In our example router implementation, we have a queue, where we store and are building up candidate next hop locations as well as a set of candidate solutions. We have a main while loop that iterates extending each candidate closer to the target. We terminate the loop when we have either: (a) exhausted the candidate next hops as not feasible or (b) when the watchdog timer expires. The watchdog timer is initialized to 500,000 and counts down.

Within the while loop:
  1. We get the distance in the horizontal and vertical dimensions to our target location.

  2. We record that we have visited the current TG location.

  3. If we have reached our target location, then we add the solution to our list of candidate solutions.

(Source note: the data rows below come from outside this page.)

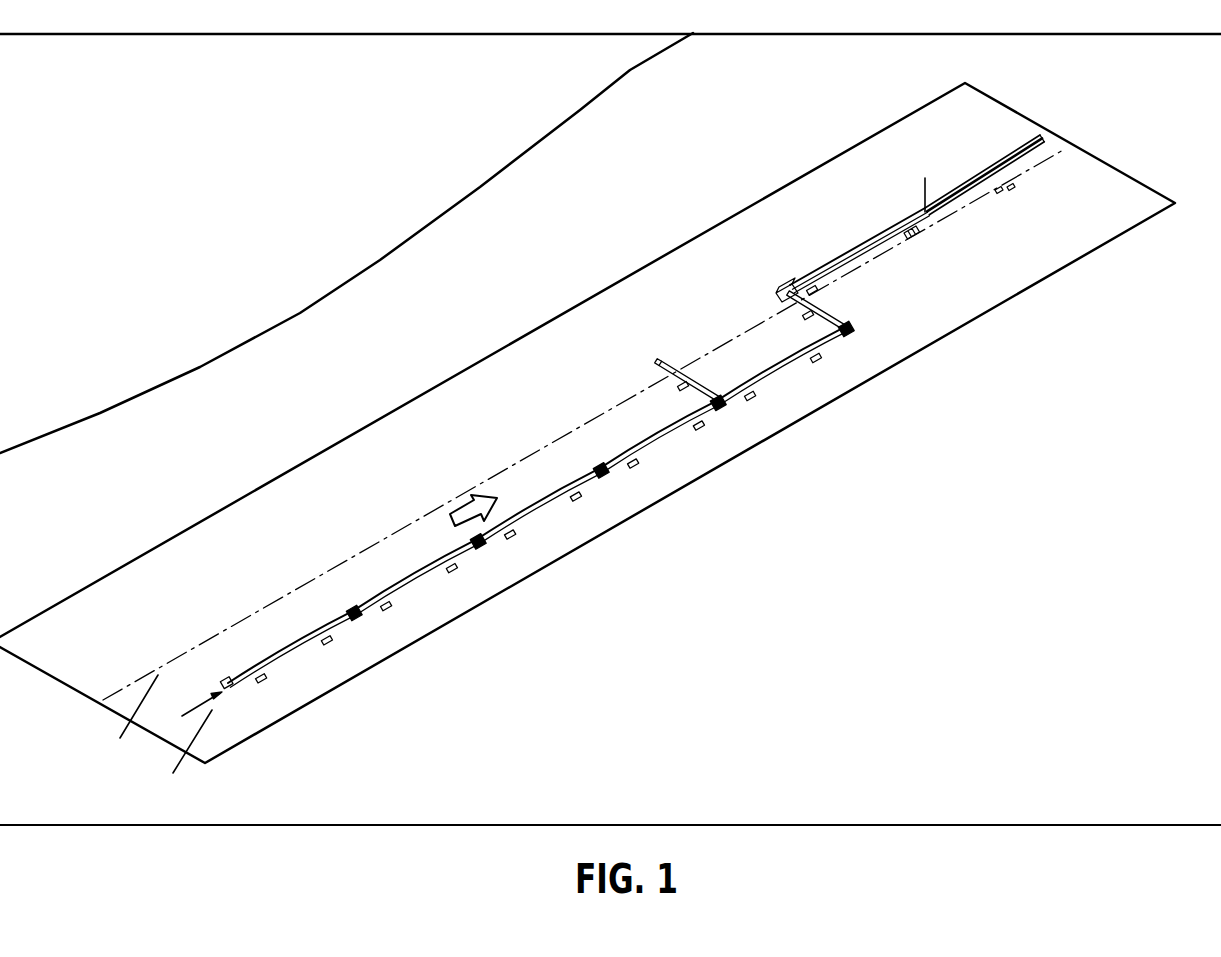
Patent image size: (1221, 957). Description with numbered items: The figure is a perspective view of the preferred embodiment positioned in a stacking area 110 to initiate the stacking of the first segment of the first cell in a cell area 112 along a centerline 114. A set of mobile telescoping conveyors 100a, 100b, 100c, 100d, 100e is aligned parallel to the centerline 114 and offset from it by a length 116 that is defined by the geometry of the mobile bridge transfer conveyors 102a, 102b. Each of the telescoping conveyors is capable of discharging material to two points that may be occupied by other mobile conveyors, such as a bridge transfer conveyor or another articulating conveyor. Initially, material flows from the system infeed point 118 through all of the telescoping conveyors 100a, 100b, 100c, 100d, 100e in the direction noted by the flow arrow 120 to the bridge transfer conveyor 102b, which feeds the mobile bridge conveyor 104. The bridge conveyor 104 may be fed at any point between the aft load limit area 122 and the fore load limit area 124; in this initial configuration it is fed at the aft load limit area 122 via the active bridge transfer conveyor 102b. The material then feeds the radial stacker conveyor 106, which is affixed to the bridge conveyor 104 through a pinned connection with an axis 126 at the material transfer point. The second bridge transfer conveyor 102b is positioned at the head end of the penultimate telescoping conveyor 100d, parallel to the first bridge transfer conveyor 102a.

The mobile telescoping conveyor 100a is at (280, 667).
The mobile telescoping conveyor 100b is at (405, 590).
The mobile telescoping conveyor 100c is at (533, 520).
The mobile telescoping conveyor 100d is at (660, 449).
The mobile telescoping conveyor 100e is at (781, 376).
The mobile bridge transfer conveyor 102a is at (698, 378).
The mobile bridge transfer conveyor 102b is at (832, 305).
The mobile bridge conveyor 104 is at (845, 253).
The radial stacker conveyor 106 is at (987, 164).
The stacking area 110 is at (325, 296).
The cell area 112 is at (677, 254).
The centerline 114 is at (318, 576).
The length 116 is at (183, 772).
The system infeed point 118 is at (190, 708).
The flow arrow 120 is at (462, 508).
The aft load limit area 122 is at (793, 285).
The fore load limit area 124 is at (903, 218).
The axis 126 is at (920, 190).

  4. Else, we call the cost function.

Within the cost function:
  1. We get an array of all potential next hop TGs from our current TG location.

  2. We consider distance and direction. We choose the direction in that we have furthest to go. We choose the distance by selecting from a set of bands: SAME, NEAR, MID, or FAR. These are defined within the code.

  3. We use the filter function with distance and direction band to filter our array of potential next hops to the relevant distance and direction.

  4. We compute an artificial cost that has a component for the distance remaining to the target and also the delay so far.

  5. For each potential next hop TG:
    1. We store the delays within a table.

    2. We keep track of the history of moving from the current TG to the next hop TG.

    3. We add the next hop TG to the queue.

After while loop terminates:
  1. We select the solution with lowest delay cost.

Interpreting Program Output

We print the TGs for the chosen solution. This printout includes the nodes included by each TG and the wires included by each node. Please feel free to skip over the low level details.

Last, after routing, if “verbose2” is set to true, then we open the Design with the TimingModel to find the critical path within the completed design. This computes a more accurate timing estimate according to our model. It will print a list of TGs that have delay. It will show net delay and logic delay, and sum them for the total datapath delay.

Mainly we are showing from a current TG, how to get to the next hop and how to see TG delays. Our printed messages shows some example TGs as well as the low level individual wires that have been abstracted away from the user having to consider by using the TGs.

This example was designed to illustrate basic functions, and please feel free to modify this example to experiment building other implementations.

Additional Exercises

  1. Try other values for distanceX and distanceY.

  2. Try modifying the PipelineGeneratorWithRouting to use the RapidWright built-in depth-based (non-timing driven) router to compare the results.